The Origin, Reinvention, and Fall of Sears
Today Sears’ impending bankruptcy is a placeholder for the decline of brick and mortar retail. The company’s fall is staggering. In the late 1970s, the company’s gross sales neared 1 percent of America’s GDP. In 2017, sales sagged below $16 billion — over $30 billion less than ten years before. At the end of 2018, it will have fewer than 940 stores; down from 3,510 six years ago. The cause of Sears’ failure is complex; a mixture of mismanagement, failed financial engineering, and consumer trends. Those looking to understand how it once dominated retail can read Sears, Roebuck, U.S.A, a book that examines the origins of an American institution.
Published in 1977, the central theme of the book is reinvention. First, how Sears reinvented the mail-order business. Then how Sears turned itself into a retailing giant. Lastly, how Sears entered the 1980s needing to reinvent its core customer.

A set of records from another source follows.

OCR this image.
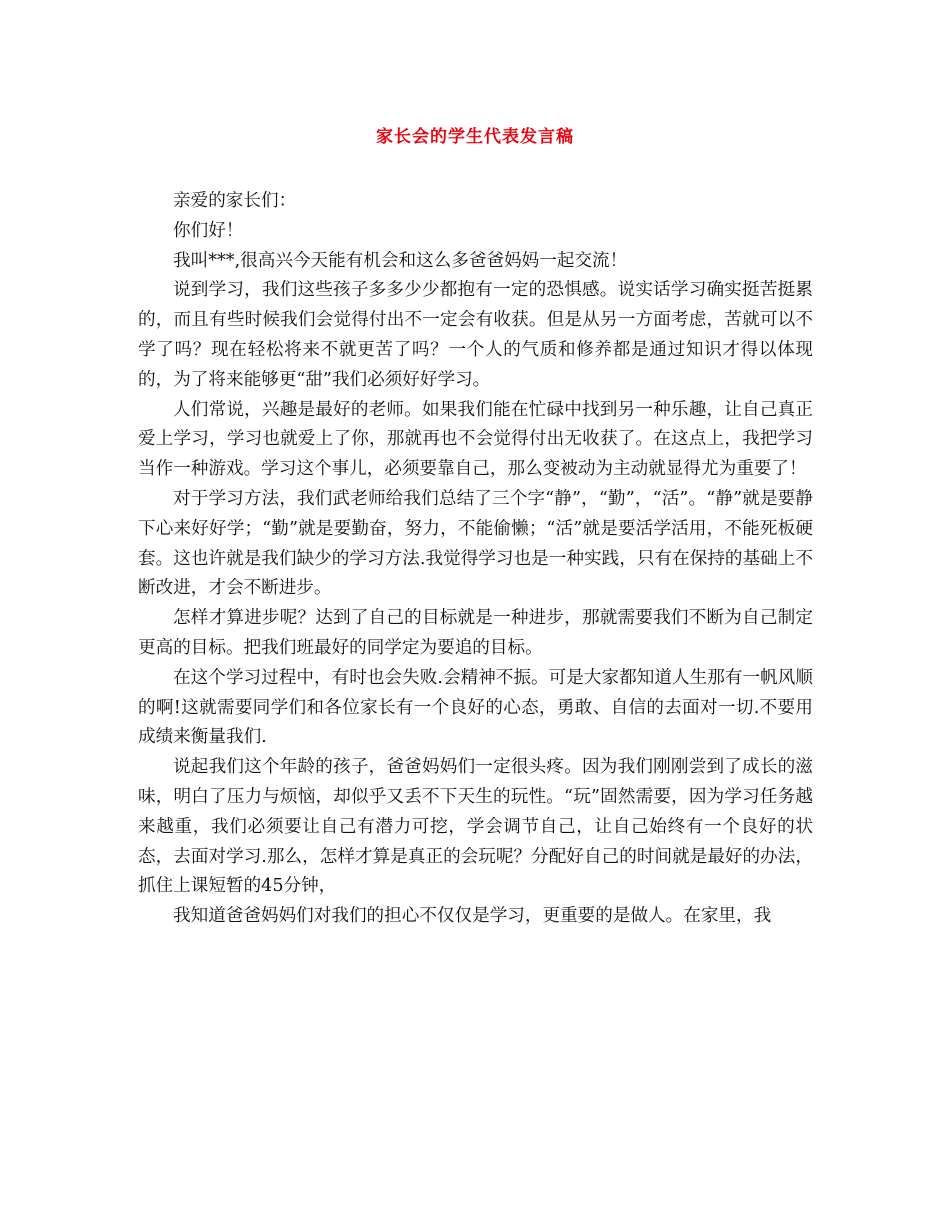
家长会的学生代表发言稿

亲爱的家长们：

你们好！

我叫***,很高兴今天能有机会和这么多爸爸妈妈一起交流！

说到学习，我们这些孩子多多少少都抱有一定的恐惧感。说实话学习确实挺苦挺累的，而且有些时候我们会觉得付出不一定会有收获。但是从另一方面考虑，苦就可以不学了吗？现在轻松将来不就更苦了吗？一个人的气质和修养都是通过知识才得以体现的，为了将来能够更“甜”我们必须好好学习。

人们常说，兴趣是最好的老师。如果我们能在忙碌中找到另一种乐趣，让自己真正爱上学习，学习也就爱上了你，那就再也不会觉得付出无收获了。在这点上，我把学习当作一种游戏。学习这个事儿，必须要靠自己，那么变被动为主动就显得尤为重要了！

对于学习方法，我们武老师给我们总结了三个字“静”，“勤”，“活”。“静”就是要静下心来好好学；“勤”就是要勤奋，努力，不能偷懒；“活”就是要活学活用，不能死板硬套。这也许就是我们缺少的学习方法.我觉得学习也是一种实践，只有在保持的基础上不断改进，才会不断进步。

怎样才算进步呢？达到了自己的目标就是一种进步，那就需要我们不断为自己制定更高的目标。把我们班最好的同学定为要追的目标。

在这个学习过程中，有时也会失败.会精神不振。可是大家都知道人生那有一帆风顺的啊!这就需要同学们和各位家长有一个良好的心态，勇敢、自信的去面对一切.不要用成绩来衡量我们.

说起我们这个年龄的孩子，爸爸妈妈们一定很头疼。因为我们刚刚尝到了成长的滋味，明白了压力与烦恼，却似乎又丢不下天生的玩性。“玩”固然需要，因为学习任务越来越重，我们必须要让自己有潜力可挖，学会调节自己，让自己始终有一个良好的状态，去面对学习.那么，怎样才算是真正的会玩呢？分配好自己的时间就是最好的办法，抓住上课短暂的45分钟，

我知道爸爸妈妈们对我们的担心不仅仅是学习，更重要的是做人。在家里，我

Origin: Sears as the post-war Amazon
All but extinct today, the Sears’ mail order catalog was the Amazon storefront of the early 20th century. With circulation reaching 66 million, the catalog offered rural consumers an opportunity to purchase quality products at low prices. For those that were skeptical of its quality, Sears offered a money back guarantee. Outside of the obvious similarities, many of Amazon’s famous tactics were found 80 years ago.
Like Amazon, Sears benefited from subsidized shipping courtesy of the US taxpayer. Before the introduction of Parcel Post in 1913, bulky items were shipped through private carriers — resulting in high shipping costs. After the law went into effect, Sears could now connect to consumers across America — for cheap. By 1918 Sears doubled its revenues. Today, an argument can be made that the US Postal Service provides a $1.49 subsidy for every package Amazon ships.
Sears introduced free shipping…in 1929.
Today’s Amazon’s free shipping is considered a game changer within retail. Legacy manufacturers and retailers struggle to transition their operations to fulfill online orders cheaply. It turns out; Sears beat them to it. Facing competition from Montgomery Ward, Sears offered free shipping on any order. This was until the Great Depression reduced volume and the company quietly ended the offer.
Sears had two-day delivery…in 1934.
In 1934, Sears launched telephone ordering, and two-day delivery in select cities. It sounds strikingly familiar.
Reinvention: Sears’ move to the storefront.
Like Amazon is attempting today, Sears transitioned to brick and mortar retail. Combined with its mail order business, it conquered America. Sears utilized government data to predict and capitalize on America’s post-war population boom. I won’t recap it, but you can read more about that transition here.
Fall: Unable to reinvent the Consumer
The core customer of Sears was the American middle class, and it rose to dominance with its emergence. Sears aggressively expanded around the suburban boom and offered an opportunity to purchase the American dream. But what happens when every neighborhood that needs a Sears has one? What happens when the American middle class stops rising? How does a company grow? That was the central issue facing Sears at the end of the 1970s. The post-war prosperity boom slowed, and Sears’ core consumer slipped from the middle-class to the working-class. With tightening budgets, discounters like K-Mart made more sense for most Americans. Consumers who entered the upper middle class migrated towards upscale retailers. Sears found itself as a company that had a footprint to offer everything but wasn’t sure who it wanted to target.
The book ends without a solution — partly because Sears never developed a solution. It spent the 1980s and 1990s generating growth by entering adjacencies like financial services — instead of reinventing its retail business. It famously revolutionized retail through census data but missed retails’ IT revolution. It had famously strong hardware and automotive brands, but wanted to be everything to everyone. It ended up without a customer.
Today, Sears is as a casualty of modern disruption. Sears, Roebuck, U.S.A. reminds us that it was once the harbinger of disruption.